How can I part with Dixieland Jam by the Eddie Condon All-Stars, he wonders in earnest. Vic Dickenson plays trombone on only half the cuts, I tell him, not mentioning that I can’t stand Eddie (one of his faves). Haven’t I listened, he asks, really listened, to Tom Harrell’s Stories? Okay, I say, he’s a diagnosed schizophrenic (and the cover shows him as a disembodied face in shadow), but his playing is so conventional.
“SLAYER PLANET,” Richard Meltzer, June 30, 1994

Ten Years Ago
Eddie Vedder, a one-time Encinitas local, had wanted to stage a show at his hometown theater, La Paloma. He tried to do it with his band Pearl Jam in 1994 and again in 1995. But leaks about the shows and the fears of crowd control led to their cancellation.

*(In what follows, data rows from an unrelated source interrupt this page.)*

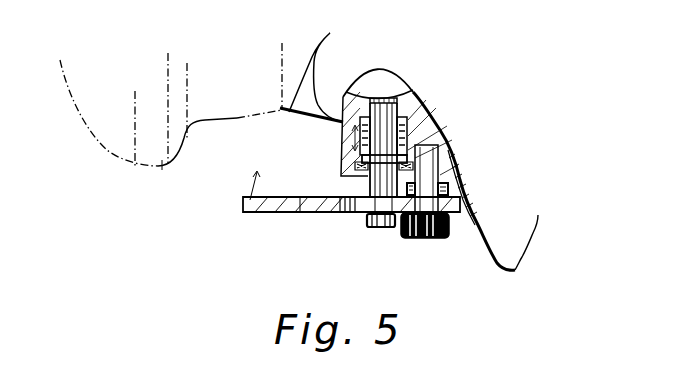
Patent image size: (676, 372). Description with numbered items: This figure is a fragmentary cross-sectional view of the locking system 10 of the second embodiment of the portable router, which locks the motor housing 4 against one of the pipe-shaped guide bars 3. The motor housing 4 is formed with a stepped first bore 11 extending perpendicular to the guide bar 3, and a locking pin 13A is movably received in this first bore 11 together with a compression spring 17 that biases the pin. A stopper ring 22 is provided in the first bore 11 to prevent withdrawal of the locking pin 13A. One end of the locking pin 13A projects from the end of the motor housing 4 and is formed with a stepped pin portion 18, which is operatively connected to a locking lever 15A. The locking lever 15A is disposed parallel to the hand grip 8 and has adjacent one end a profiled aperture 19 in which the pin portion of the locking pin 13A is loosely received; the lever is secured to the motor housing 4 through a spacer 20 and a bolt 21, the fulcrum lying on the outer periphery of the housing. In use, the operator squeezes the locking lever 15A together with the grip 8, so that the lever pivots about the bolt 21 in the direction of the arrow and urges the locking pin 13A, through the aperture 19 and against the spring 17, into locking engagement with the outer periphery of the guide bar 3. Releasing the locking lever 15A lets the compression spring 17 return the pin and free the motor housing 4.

The guide bar 3 is at (380, 97).
The motor housing 4 is at (348, 124).
The hand grip 8 is at (160, 168).
The locking system 10 is at (340, 221).
The first bore 11 is at (408, 140).
The locking pin 13A is at (408, 128).
The locking lever 15A is at (278, 212).
The compression spring 17 is at (416, 101).
The stepped pin portion 18 is at (368, 193).
The profiled aperture 19 is at (350, 214).
The spacer 20 is at (448, 193).
The bolt 21 is at (428, 240).
The stopper ring 22 is at (414, 168).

It was different this time. Vedder’s management contacted La Paloma owner Allen Largent on the Monday before the show. Largent was able to keep the show under wraps until he put the words “EDDIE VEDDER, 2 SHOWS, TONIGHT” on the marquee at 1:30 p.m. last Saturday.
BLURT, Ken Leighton, July 1, 1999

Five Years Ago
Hey, ladies! Let’s hear it for men! Give a shout out now to the body masculine! (Here’s to five o’clock shadows, Adam’s apples, square jaws, and rough skin. To lats, six-packs, thighs, hams, calves, tri’s, bi’s, and pecs.

Now, you ask me, the male physicality wasn’t built for aesthetics. Those angles and edges, the purely functional proportions: men’s bods are too utilitarian, at least for my taste. (I prefer a woman’s gentler curves, that smallness, the supple delicacy; that’s just me.) But I guess we can all thank God and natural selection that most women see something to like in male height and hairiness, in big hands, broad shoulders, squareness, and heaviness.